Hello Team,
Hope you have a great day.
Struggling with working LDAP query for OU filter on AD connector.
I am pulling from top level OU, but need to filter out all sub-OUs that have name “External Users”. There are too many of those (in each location) so adding only what i need to sync is not an option.
Thank you in advance,
Hi @karapuuzina,
Take a look at this documentation on applying account filters in the source and see if it helps.
You can make use of a filter as below :
"account.filterString": "(distinguishedName.contains(\"OU=External Users\")"
@jesvin90 , thank you for the reply. But this seems to be an additional property that i need to modify via REST API:
Plus for Account name in schema we use SamAccountName, not DistinguishedName.
I really would like to utilize LDAP query functionality, as it is there (screenshot from above).
Hi @karapuuzina,
Not sure if AD supports extensible matching, but this is something that you can try out in the LDAP filter section :
(&(objectClass=user)(!(distinguishedName=*OU=External Users*)))
It seems that filter does not support wildcards (*), if i go with specific user distinguished name, it actually filters it out, but asa i use * to filter out OU, it fails 
The distinguishedName attribute cannot be queried with wildcard in LDAP queries, unfortunately.
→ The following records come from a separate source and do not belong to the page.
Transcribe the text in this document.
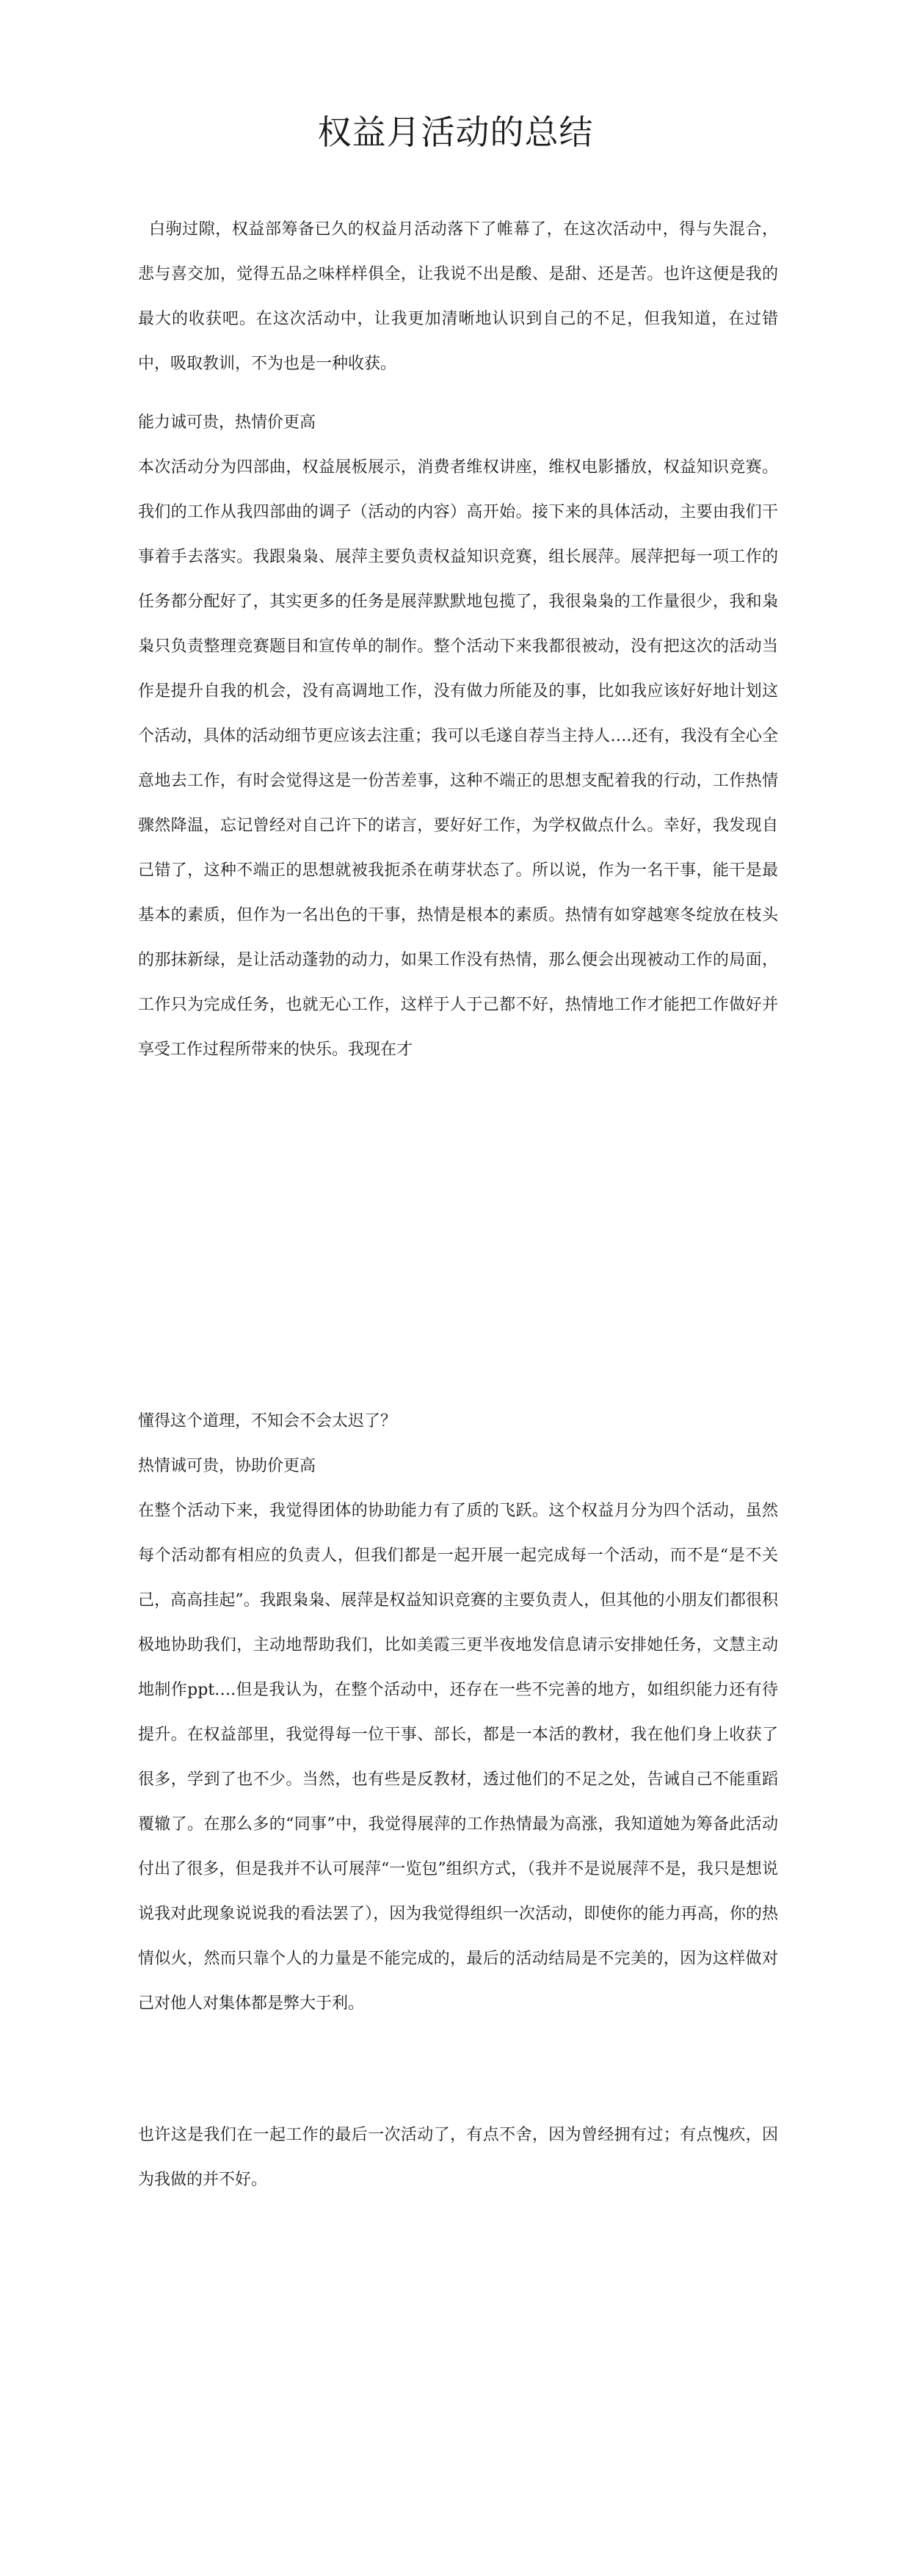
权益月活动的总结

白驹过隙，权益部筹备已久的权益月活动落下了帷幕了，在这次活动中，得与失混合，悲与喜交加，觉得五品之味样样俱全，让我说不出是酸、是甜、还是苦。也许这便是我的最大的收获吧。在这次活动中，让我更加清晰地认识到自己的不足，但我知道，在过错中，吸取教训，不为也是一种收获。

能力诚可贵，热情价更高

本次活动分为四部曲，权益展板展示，消费者维权讲座，维权电影播放，权益知识竞赛。我们的工作从我四部曲的调子（活动的内容）高开始。接下来的具体活动，主要由我们干事着手去落实。我跟枭枭、展萍主要负责权益知识竞赛，组长展萍。展萍把每一项工作的任务都分配好了，其实更多的任务是展萍默默地包揽了，我很枭枭的工作量很少，我和枭枭只负责整理竞赛题目和宣传单的制作。整个活动下来我都很被动，没有把这次的活动当作是提升自我的机会，没有高调地工作，没有做力所能及的事，比如我应该好好地计划这个活动，具体的活动细节更应该去注重；我可以毛遂自荐当主持人….还有，我没有全心全意地去工作，有时会觉得这是一份苦差事，这种不端正的思想支配着我的行动，工作热情骤然降温，忘记曾经对自己许下的诺言，要好好工作，为学权做点什么。幸好，我发现自己错了，这种不端正的思想就被我扼杀在萌芽状态了。所以说，作为一名干事，能干是最基本的素质，但作为一名出色的干事，热情是根本的素质。热情有如穿越寒冬绽放在枝头的那抹新绿，是让活动蓬勃的动力，如果工作没有热情，那么便会出现被动工作的局面，工作只为完成任务，也就无心工作，这样于人于己都不好，热情地工作才能把工作做好并享受工作过程所带来的快乐。我现在才

懂得这个道理，不知会不会太迟了？

热情诚可贵，协助价更高

在整个活动下来，我觉得团体的协助能力有了质的飞跃。这个权益月分为四个活动，虽然每个活动都有相应的负责人，但我们都是一起开展一起完成每一个活动，而不是“是不关己，高高挂起”。我跟枭枭、展萍是权益知识竞赛的主要负责人，但其他的小朋友们都很积极地协助我们，主动地帮助我们，比如美霞三更半夜地发信息请示安排她任务，文慧主动地制作ppt….但是我认为，在整个活动中，还存在一些不完善的地方，如组织能力还有待提升。在权益部里，我觉得每一位干事、部长，都是一本活的教材，我在他们身上收获了很多，学到了也不少。当然，也有些是反教材，透过他们的不足之处，告诫自己不能重蹈覆辙了。在那么多的“同事”中，我觉得展萍的工作热情最为高涨，我知道她为筹备此活动付出了很多，但是我并不认可展萍“一览包”组织方式，（我并不是说展萍不是，我只是想说说我对此现象说说我的看法罢了），因为我觉得组织一次活动，即使你的能力再高，你的热情似火，然而只靠个人的力量是不能完成的，最后的活动结局是不完美的，因为这样做对己对他人对集体都是弊大于利。

也许这是我们在一起工作的最后一次活动了，有点不舍，因为曾经拥有过；有点愧疚，因为我做的并不好。
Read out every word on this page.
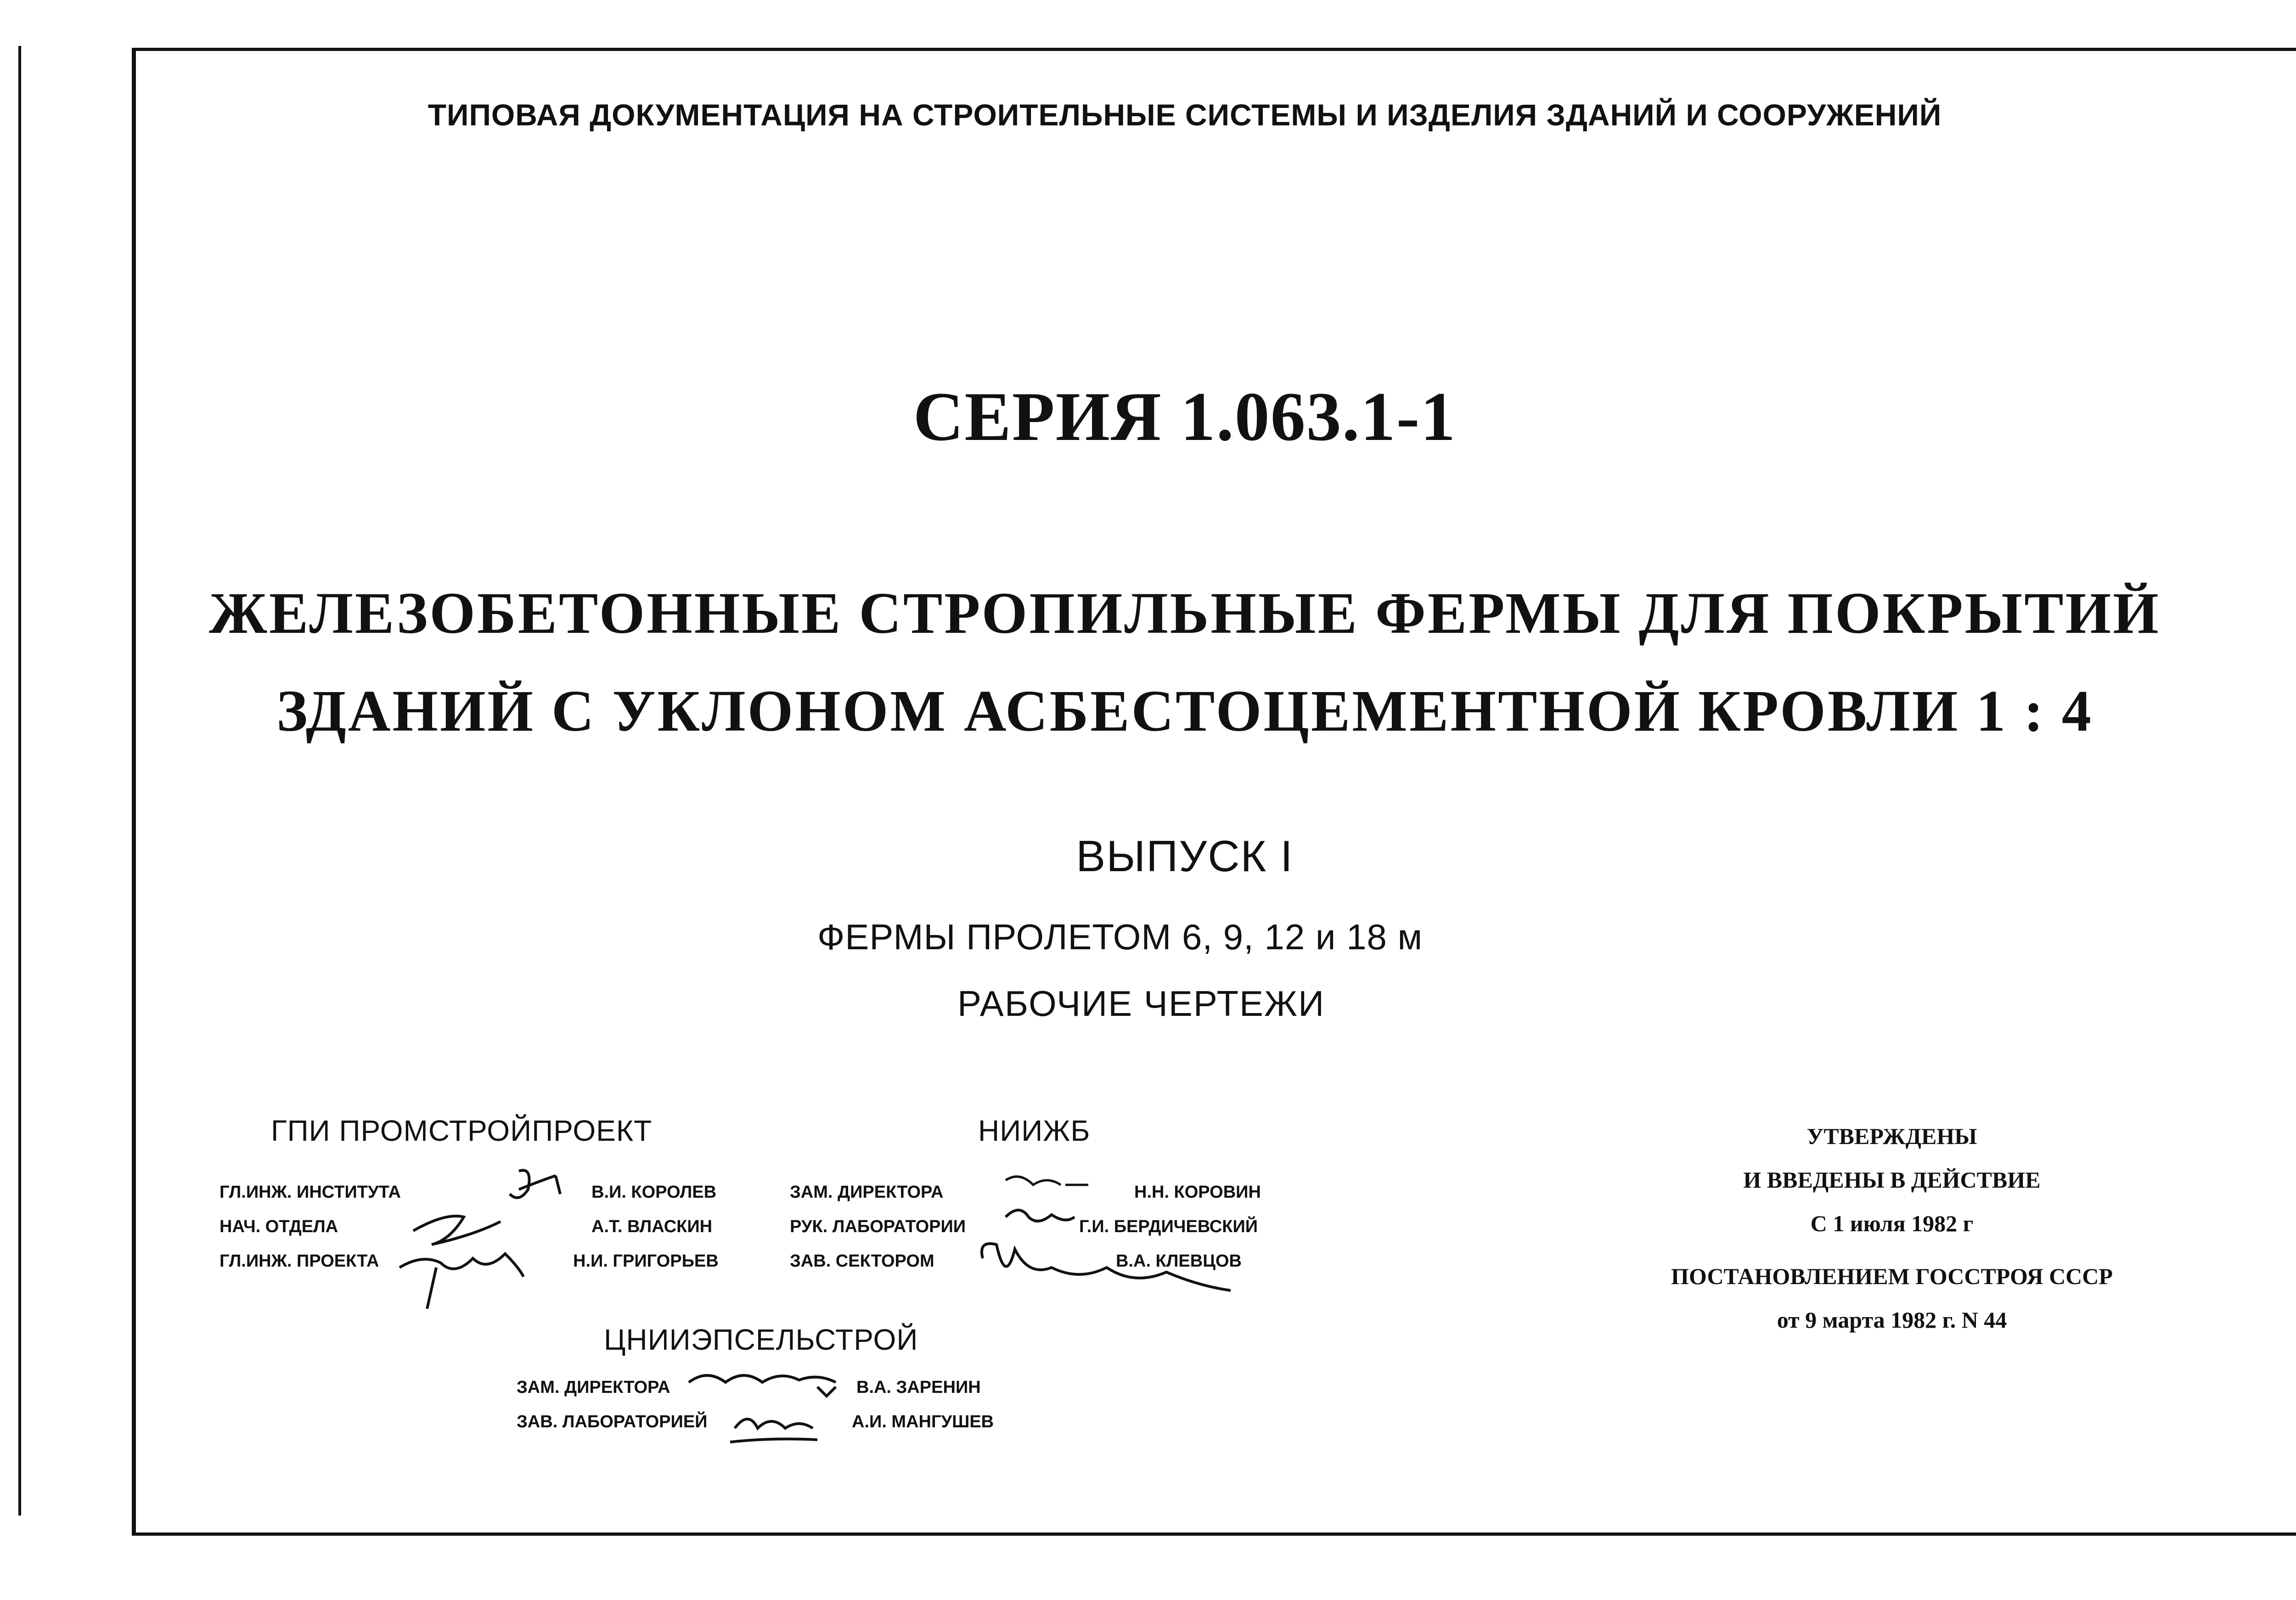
ТИПОВАЯ ДОКУМЕНТАЦИЯ НА СТРОИТЕЛЬНЫЕ СИСТЕМЫ И ИЗДЕЛИЯ ЗДАНИЙ И СООРУЖЕНИЙ
СЕРИЯ 1.063.1-1
ЖЕЛЕЗОБЕТОННЫЕ СТРОПИЛЬНЫЕ ФЕРМЫ ДЛЯ ПОКРЫТИЙ
ЗДАНИЙ С УКЛОНОМ АСБЕСТОЦЕМЕНТНОЙ КРОВЛИ 1 : 4
ВЫПУСК I
ФЕРМЫ ПРОЛЕТОМ 6, 9, 12 и 18 м
РАБОЧИЕ ЧЕРТЕЖИ
ГПИ ПРОМСТРОЙПРОЕКТ
ГЛ.ИНЖ. ИНСТИТУТА
НАЧ. ОТДЕЛА
ГЛ.ИНЖ. ПРОЕКТА
В.И. КОРОЛЕВ
А.Т. ВЛАСКИН
Н.И. ГРИГОРЬЕВ
НИИЖБ
ЗАМ. ДИРЕКТОРА
РУК. ЛАБОРАТОРИИ
ЗАВ. СЕКТОРОМ
Н.Н. КОРОВИН
Г.И. БЕРДИЧЕВСКИЙ
В.А. КЛЕВЦОВ
ЦНИИЭПСЕЛЬСТРОЙ
ЗАМ. ДИРЕКТОРА
ЗАВ. ЛАБОРАТОРИЕЙ
В.А. ЗАРЕНИН
А.И. МАНГУШЕВ
УТВЕРЖДЕНЫ
И ВВЕДЕНЫ В ДЕЙСТВИЕ
С 1 июля 1982 г
ПОСТАНОВЛЕНИЕМ ГОССТРОЯ СССР
от 9 марта 1982 г. N 44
That is a limitation of LDAP queries, as far as I remember.
Is there an attribute that External Users have that can be used as a part of the query, instead of the OU itself? Perhaps something like employeeType in the example below:
(&(objectClass=user)(!(employeeType=External)))
Also, depending on the OU structure, perhaps you can list all the OU’s as OU’s to search and just not list the External Users OU. For example, in the Source connector attributes:
{
"connectorAttributes": {
"searchDNs": [
{
"groupMembershipSearchDN": null,
"searchDN": "OU=Bread Department,OU=Geese,DC=goosecorporaton,DC=gov",
"groupMemberFilterString": null,
"iterateSearchFilter": "(&(objectCategory=person)(objectClass=user))"
},
{
"groupMembershipSearchDN": null,
"searchDN": "OU=Lake Supervisors,OU=Geese,DC=goosecorporaton,DC=gov",
"groupMemberFilterString": null,
"iterateSearchFilter": "(&(objectCategory=person)(objectClass=user))"
},
{
"groupMembershipSearchDN": null,
"searchDN": "OU=Flying Operations,OU=Geese,DC=goosecorporaton,DC=gov",
"groupMemberFilterString": null,
"iterateSearchFilter": "(&(objectCategory=person)(objectClass=user))"
}
]
}
}
You can list all the OU’s from which you want to pull users, and simply do not include the External Users OU.
Hi @karapuuzina ,
try this instead:
(&(objectCategory=person)(objectClass=user)(!distinguishedName=*,OU=External Users,DC=yourdomain,DC=com))
@pmandal that query is not working as well. From all the testing i can see that LDAP queries in Sailpoint do not support wildcard (*) for DN. I figured out another way. EmployeeID is empty for externals, so i have used below to pick up Externals:
(&(objectClass=person)(!(employeeID=*)))
This topic was automatically closed 60 days after the last reply. New replies are no longer allowed.